O grande legado de Jacob Burckhardt, a arte como
tarefas, como ele próprio afirmou, teve sua contribuição junto à cultura do
Renascimento italiano, sendo inclusive a percepção deste período como época
histórica identificado com ele[5],
como afirma Cássio Fernandes na apresentação da obra “A História Pensada:
Teoria e método na historiografia européia do século XIX” de Burckhardt. E todo
este legado queria que fosse público, pois tinha a intenção, como se referiu
com relação à quatro manuscritos (O retábulo de altar; O retrato na pintura
italiana; Os colecionadores; As recordações sobre Rubens), de doá-los à
Biblioteca Pública da Basiléia, onde todos teriam a condição de ler e
consultar[6]. Esta junção
de pesquisa e disposição de passar o que havia desenvolvido em anos de viagens
através da Europa, principalmente pela Itália, mostra o caráter de formador do
suíço, que aliado a potência de suas conclusões criou uma escola de
arte-historiadores.
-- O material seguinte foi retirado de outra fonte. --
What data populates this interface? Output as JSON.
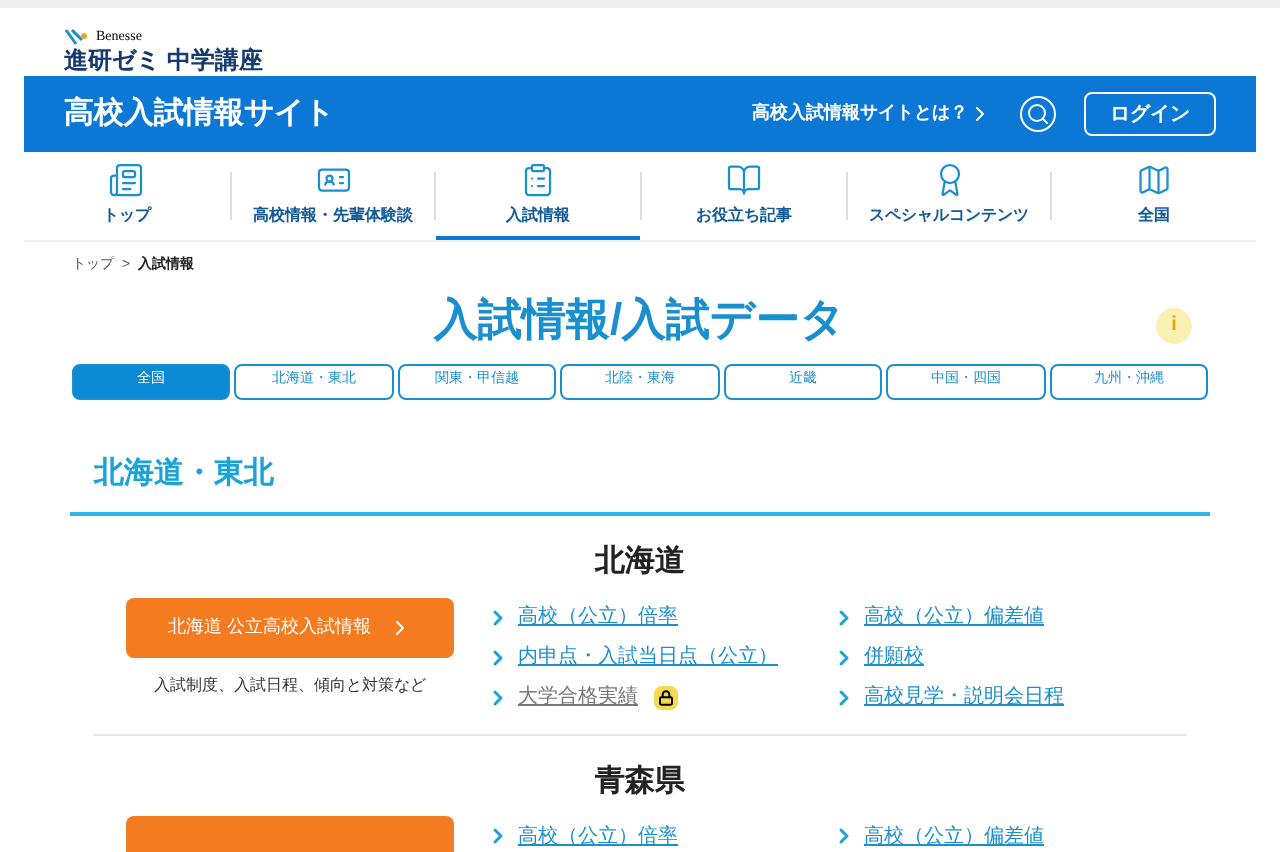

Isto, mesmo pela discordância de Wölfflin, com relação à
forma como viam as obras de Michelângelo[7],
que de certa forma o excomungou da História da Arte durante o século XX,
Jacob Burckhardt conseguiu se manter fundamental na cátedra que ajudou a
consolidar, enfim, a cadeira de istória da Arte é tão necessária quanto
outra, a partir do instante em que se reconhece a importância da arte na
formação geral[8]. Até
porque um dos períodos mais importante da história humana, a Renascença, tem em
Burckhardt uma figura fundamental dentro do contexto de identificação deste período
como bloco unitário[9].
Mas uma obra desta magnitude, estudar e apresentar a
cultura renascentista, não poderia ser concluída sem muito esforço. E
Burckhardt sabia disto; e de fato em vida somente conseguiu concluir e ver
editada uma obra sobre a arquitetura do renascimento publicada em 1867 sob o
título “A arte do Renascimento”[10].
Parece que para o autor de “A História Pensada” a arte é um ente superior e ele
a define como uma maravilha, como um dom dos deuses e talvez este
ente que deve tocar a interioridade do ser merece todo esforço, mesmo
que seja o esforço de uma vida inteira. A arte deve ser pensada com
profundidade; poderá ser vista como mero deleite, mas antes deve se estar ante
ela com profundidade. Alguém que aprende o caminho de observar arte por uma
relação mais intima ... aprenderão sem livros a conversar com elas em uma
linguagem resolutamente individua[11].
Assim Burckhardt conduz seus trabalhos para produzir seu legado com pesquisa
fundamentada, dialética e até mesmo com poesia, como mostra algumas passagens.
II
Burckhardt legou uma vasta obra em livros, textos e
aulas. Criou a cátedra de História da Arte na Universidade da Basiléia em 1874,
onde foi professor por quase vinte anos, deixando apenas com a aposentadoria
aos setenta e cinco anos de idade, sendo substituído pelo ex-aluno Heinrich
Wölfflin.
Entre suas obras destacam-se, além da Arte do
Renascimento, já citada, A era de Constantino – O Grande
(1853), O Cicerone (1855), A cultura do Renascimento na Itália, o ensaio Os Colecionadores do
Renascimento, as obras criadas como cursos e foram publicadas
posteriormente Sobre o Estudo de História (1868-1869), História da
cultura grega (1872).
Além de historiador fundamental com relação à História da
Renascença, Burckhardt também estudou e ensinou a cultura grega, esta que
considerava chave para a compreensão do que ele mesmo denominava História da
Cultura[12].
Vale citar que na introdução de um dos cursos havia a presença de Friedrich
Nietszche (1944 - 1900).
Sobre a cultura grega escreve em a História Pensada: A
nossa tarefa, como nós a concebemos, é esta: fazer a história dos modos de
pensar e das concepções dos gregos e
indagar quais forças vitais, construtivas, agem na vida grega[13].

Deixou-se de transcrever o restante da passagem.